Dżozef – Jakub Małecki
Kiedy tylko próbuję coś napisać o twórczości Jakuba Małeckiego, taki tekst poprzedza głęboki wdech, który śmiało mogę chyba nazwać westchnieniem. Każde wspomnienie tych książek, każdej jednej, którą do tej pory czytałam, to jest absolutne wzruszenie i zachwyt.

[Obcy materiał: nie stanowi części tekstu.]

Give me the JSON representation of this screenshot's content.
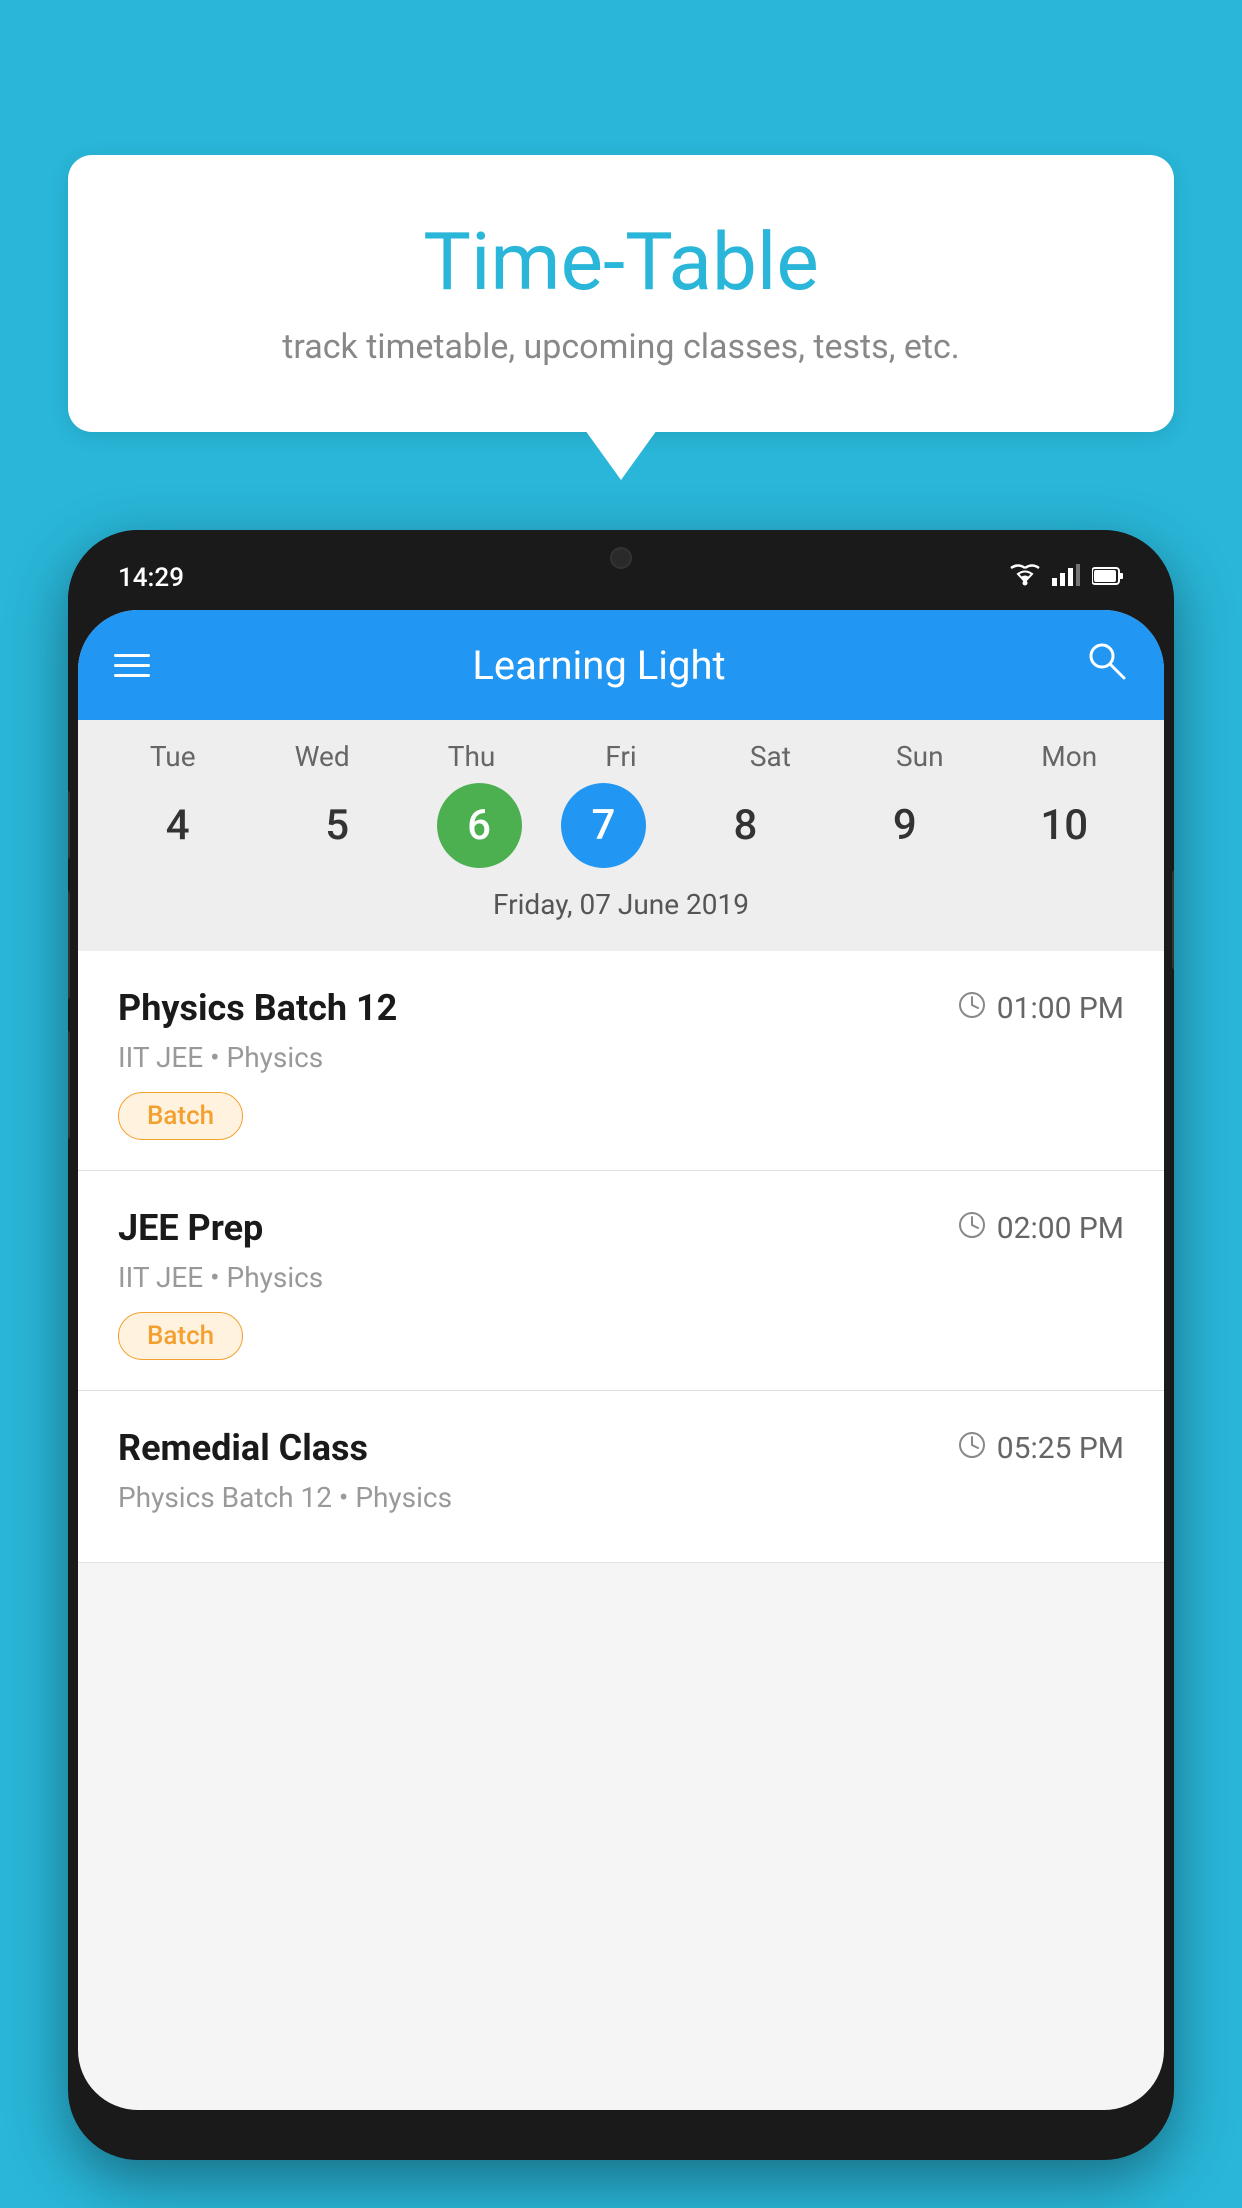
{
  "background_color": "#29b6d8",
  "speech_bubble": {
    "title": "Time-Table",
    "subtitle": "track timetable, upcoming classes, tests, etc."
  },
  "status_bar": {
    "time": "14:29",
    "wifi": "▼",
    "signal": "▲",
    "battery": "▮"
  },
  "app_header": {
    "title": "Learning Light",
    "menu_icon": "hamburger",
    "search_icon": "search"
  },
  "calendar": {
    "selected_date_label": "Friday, 07 June 2019",
    "days": [
      {
        "label": "Tue",
        "number": "4",
        "state": "normal"
      },
      {
        "label": "Wed",
        "number": "5",
        "state": "normal"
      },
      {
        "label": "Thu",
        "number": "6",
        "state": "today"
      },
      {
        "label": "Fri",
        "number": "7",
        "state": "selected"
      },
      {
        "label": "Sat",
        "number": "8",
        "state": "normal"
      },
      {
        "label": "Sun",
        "number": "9",
        "state": "normal"
      },
      {
        "label": "Mon",
        "number": "10",
        "state": "normal"
      }
    ]
  },
  "schedule_items": [
    {
      "title": "Physics Batch 12",
      "time": "01:00 PM",
      "meta": "IIT JEE • Physics",
      "tag": "Batch"
    },
    {
      "title": "JEE Prep",
      "time": "02:00 PM",
      "meta": "IIT JEE • Physics",
      "tag": "Batch"
    },
    {
      "title": "Remedial Class",
      "time": "05:25 PM",
      "meta": "Physics Batch 12 • Physics",
      "tag": null
    }
  ]
}
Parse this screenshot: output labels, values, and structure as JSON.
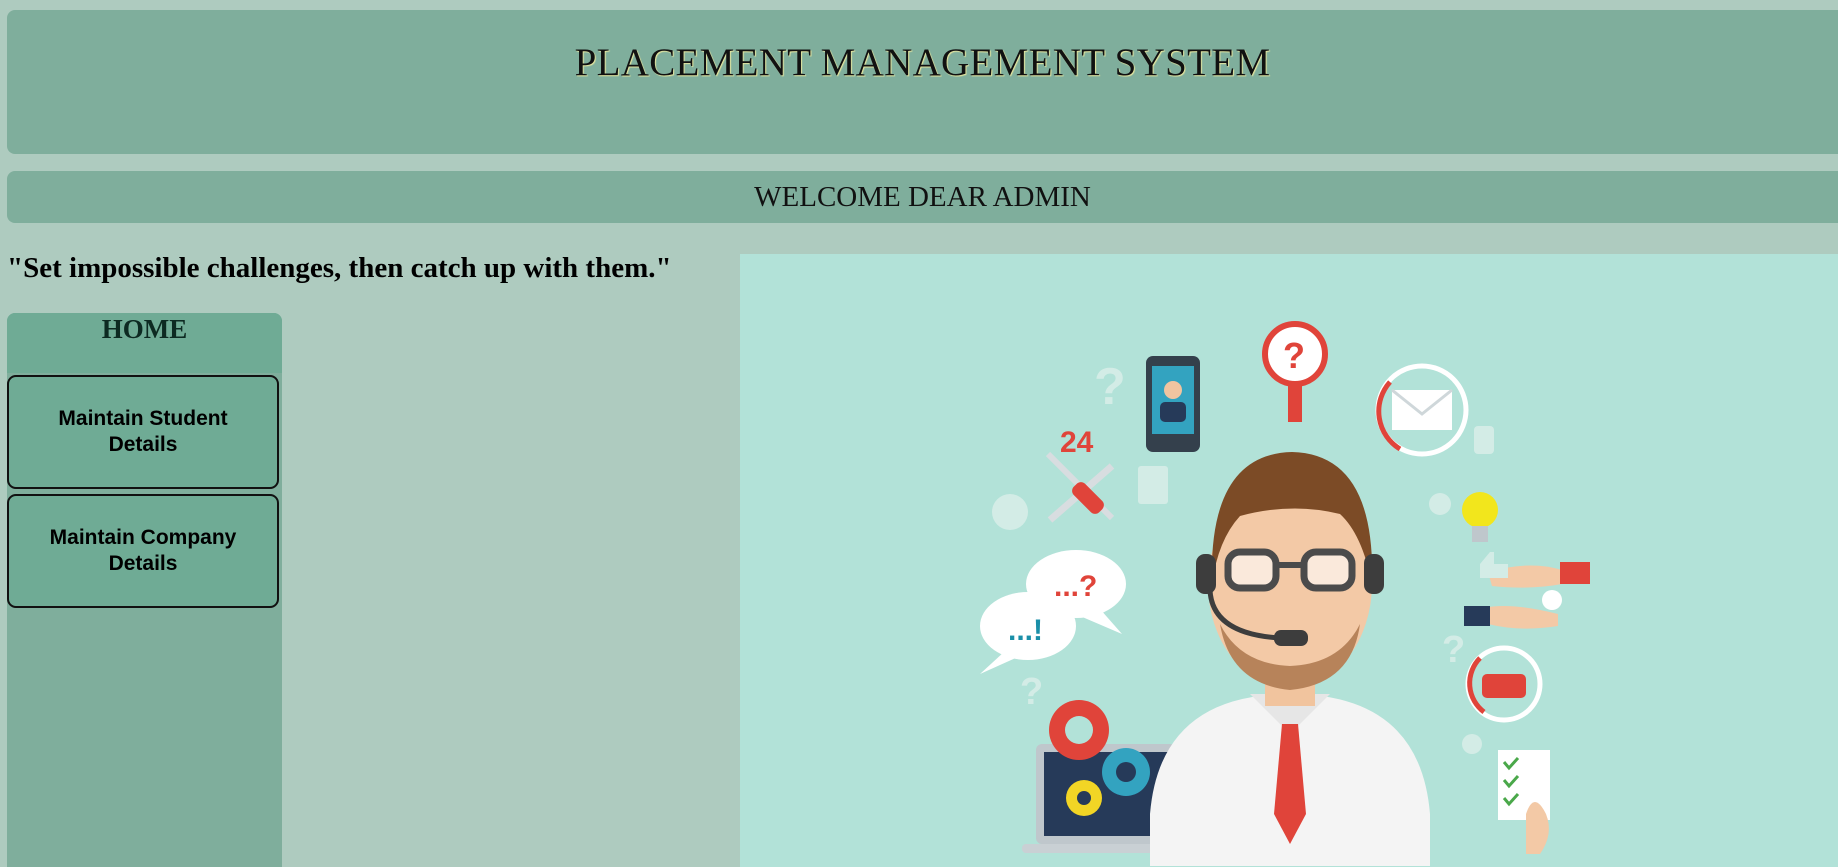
{
  "header": {
    "title": "PLACEMENT MANAGEMENT SYSTEM"
  },
  "welcome": {
    "text": "WELCOME DEAR ADMIN"
  },
  "quote": {
    "text": "\"Set impossible challenges, then catch up with them.\""
  },
  "sidebar": {
    "home_label": "HOME",
    "items": [
      {
        "label": "Maintain Student Details"
      },
      {
        "label": "Maintain Company Details"
      }
    ]
  },
  "hero": {
    "icon": "customer-support-illustration",
    "badge_24": "24",
    "bubble_question": "...?",
    "bubble_exclaim": "...!"
  },
  "colors": {
    "page_bg": "#aecbbf",
    "header_bg": "#7fae9c",
    "button_bg": "#6fab95",
    "hero_bg": "#b2e2d8",
    "accent_red": "#e0443a"
  }
}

Dawno temu zaczęłam od „Dygotu” i od pierwszych stron stwierdziłam, że to absolutnie jeden z najzdolniejszych i najbardziej dojrzałych polskich literatów. Trudno jego twórczość zakwalifikować jednoznacznie. Opowiadania, powieści, obyczajowe, silnie nacechowane realizmem magicznym. Nie ma takiej szuflady, w której te książki mieściłyby się całkowicie. Zresztą, szkoda czasu na klasyfikowanie, lepiej spożytkować go na polecanie książek Małeckiego wszystkim, którzy jeszcze po nie nie sięgnęli. Bo z jakiegoś powodu to autor wciąż nie tak bardzo znany, jak na to zasługuje.
„Dżozef” przeleżał w czytniku chyba rok. Bo dla mnie to też kolejny fenomen w moich literackich gustach – na te książki musi przyjść czas. I – o ile zasadniczo wszystko potrafię wyrazić słowami – to jest ten rodzaj prozy, na którą przychodzi nastrój nie do opisania i trudno go pomylić z innym stanem, i wiadomo wówczas, że już się dojrzało do kolejnej lektury autora. I to jest święto totalne.
Styl Małeckiego jest spójny, ale każda z opowiadanych historii fantastycznie osobna i pozostawiająca we mnie uczucie czytelniczego spełnienia. Nie ma kwestionowania fabuły, rozgrzebywania zakończeń, jest absolutne zaufanie do pisarza, że opowiedział to tak, jak przebiegało, jak powinno być przekazane. Wszystkie te ludzkie życia rezonują we mnie jeszcze długo po lekturze i trochę trudno jest się ze świata przedstawionego otrząsnąć, bo na każde wspomnienie jest ten zachwyt, to westchnienie. I to nie jest nawet kwestia tego, jak bardzo bohaterowie, fabuła i rozwój akcji zaskakują. Atmosfera tych książek jest po prostu jedyna w swoim rodzaju, nie do podrobienia.
W „Dżozefie” jest realizm i jest wątek oniryczny. Przeplatają się ze sobą tak mniej więcej co rozdział, dwa. Zmieniają jak dzień i noc. I najciekawsze w tej lekturze jest to, że gdy się czyta jedną z tych narracji, to jest ona tak wciągająca, że człowiek natychmiast zapomina, że w książce jest jakaś inna płaszczyzna opowieści. Pogranicze tych światów, zmiana między rozdziałami to jest za każdym razem zaskoczenie i radość, że oto dowiemy się, co było dalej w wątku, który zostawiliśmy za sobą już chwilę temu, a który urwany został przecież w tak interesującym momencie.
Ten wpis to chyba liczne powtórzenia wyrazów takich jak „zachwyt” i „absolutnie”. Nie najlepsza wizytówka copywriterki. ;) Ale książki Małeckiego to jest mój literacki oddech. I zachwyt. Absolutny.